統治体の動機は(それはいつもそうであったし, これからもそうだろうが), 教会から分離しており区別される立場に置くことである。問題が十字架や祝日やことば, 教会, エホバの名であるかそうでないかに関わりなく, あなたが論点を押さえると, または徐々に論破するとき, いつも大事な問題がセクト的精神の回りに回転し, 問題は本当は重要ではないと敗北を認めず, 神の選ばれた民であることを証明するとして別の排他的な教義に差し替える。

幸運にも組織の中にいる者でさえ学者ぶった不正義を知っているし, エホバのこのうえない表明は, エホバの子イエス・キリストにあることを発見している。パリサイ人でさえ, ヤハウェの名を非常に崇拝していたが, イエスの‘いのちの名’を実行する(ヨハネ 5:37-40)為の現実的な鍵を用いなかった。

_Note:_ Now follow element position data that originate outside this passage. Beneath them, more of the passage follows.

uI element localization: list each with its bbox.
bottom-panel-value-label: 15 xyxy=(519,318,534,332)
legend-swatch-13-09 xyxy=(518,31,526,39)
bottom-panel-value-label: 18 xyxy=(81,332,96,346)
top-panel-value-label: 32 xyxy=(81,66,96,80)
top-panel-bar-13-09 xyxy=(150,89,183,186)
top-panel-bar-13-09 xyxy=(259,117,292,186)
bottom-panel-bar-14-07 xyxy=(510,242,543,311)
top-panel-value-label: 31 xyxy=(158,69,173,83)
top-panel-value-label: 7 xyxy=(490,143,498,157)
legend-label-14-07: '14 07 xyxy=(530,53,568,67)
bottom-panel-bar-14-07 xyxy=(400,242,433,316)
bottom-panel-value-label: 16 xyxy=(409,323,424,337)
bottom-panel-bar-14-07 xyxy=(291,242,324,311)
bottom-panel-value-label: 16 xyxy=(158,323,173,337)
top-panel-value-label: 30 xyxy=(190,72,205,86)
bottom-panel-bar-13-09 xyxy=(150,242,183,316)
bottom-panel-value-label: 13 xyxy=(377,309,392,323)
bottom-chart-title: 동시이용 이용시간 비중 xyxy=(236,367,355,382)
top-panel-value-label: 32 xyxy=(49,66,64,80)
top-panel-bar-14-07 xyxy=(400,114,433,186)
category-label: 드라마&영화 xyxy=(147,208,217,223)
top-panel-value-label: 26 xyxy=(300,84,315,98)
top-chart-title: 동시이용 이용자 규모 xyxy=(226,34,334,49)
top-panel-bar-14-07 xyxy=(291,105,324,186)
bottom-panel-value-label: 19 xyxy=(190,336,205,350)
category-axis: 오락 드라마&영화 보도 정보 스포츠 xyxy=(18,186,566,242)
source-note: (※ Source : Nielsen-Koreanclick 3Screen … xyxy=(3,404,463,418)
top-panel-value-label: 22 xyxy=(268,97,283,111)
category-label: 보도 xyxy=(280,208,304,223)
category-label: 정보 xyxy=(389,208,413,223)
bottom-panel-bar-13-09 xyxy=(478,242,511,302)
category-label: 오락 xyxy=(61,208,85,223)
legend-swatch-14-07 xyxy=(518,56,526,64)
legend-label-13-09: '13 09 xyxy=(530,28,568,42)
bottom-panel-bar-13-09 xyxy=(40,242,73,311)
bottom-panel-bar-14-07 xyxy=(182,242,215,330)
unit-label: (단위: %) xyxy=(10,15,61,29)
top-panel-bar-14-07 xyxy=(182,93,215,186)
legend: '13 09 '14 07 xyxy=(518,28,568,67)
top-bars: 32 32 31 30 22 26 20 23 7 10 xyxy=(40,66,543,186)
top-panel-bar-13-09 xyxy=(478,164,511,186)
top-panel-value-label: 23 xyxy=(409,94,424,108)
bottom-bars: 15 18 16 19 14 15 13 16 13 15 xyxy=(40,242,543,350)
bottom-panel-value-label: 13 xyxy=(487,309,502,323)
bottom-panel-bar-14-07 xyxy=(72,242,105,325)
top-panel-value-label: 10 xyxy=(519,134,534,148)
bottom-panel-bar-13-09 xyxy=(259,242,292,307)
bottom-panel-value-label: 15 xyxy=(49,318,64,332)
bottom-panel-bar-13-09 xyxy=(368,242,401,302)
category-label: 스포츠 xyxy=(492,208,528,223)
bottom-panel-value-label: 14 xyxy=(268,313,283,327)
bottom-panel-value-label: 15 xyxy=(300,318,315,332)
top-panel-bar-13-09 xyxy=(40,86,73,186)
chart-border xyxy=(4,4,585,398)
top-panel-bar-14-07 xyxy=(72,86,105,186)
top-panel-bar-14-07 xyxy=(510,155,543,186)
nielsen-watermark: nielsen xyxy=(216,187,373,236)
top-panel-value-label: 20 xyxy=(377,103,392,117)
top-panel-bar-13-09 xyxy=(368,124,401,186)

ものみの塔の小冊子に豊富に指摘されたように, 世界中の教会はエホバの変化形を用いたし, 書いたし, 教会と彫像を飾った。その習慣は初めにキリスト教界で始まり(攻撃とは逆に), 今の時代まで, 世界中の多くのキリスト教会で用いられていることに思い悩むことはないようだ。ものみの塔の王国逐語訳は序文の18頁に書いている。「・・・kyurios と theosを聖書の中で聖なる名に記すときに, 現代の翻訳者はそれを, どの様に知り, 決めているのか。霊感を受けたクリスチャン書記者がヘブライ語聖書から引用されているところを決めることによってです。彼は聖なる名がそこに出現するかどうか, 突き止めるために原本に戻って参照しなければならない。」

[註1:『新世界訳−参照資料付き聖書』1753頁]

[註2:The Jehovah's Witnesses New Testament., 1982ed Robert Countess.

The Tetragrammaton and the Christian Greek Scriptures., 1998ed Word Resouces.

Jehovah in the NEW World Translation of Jehovah's Witnesses ., Doug Mason.

Jehovah's Witnesses , Jesus Christ , and The Gospel of John ., Robert M. Bowman, Jr.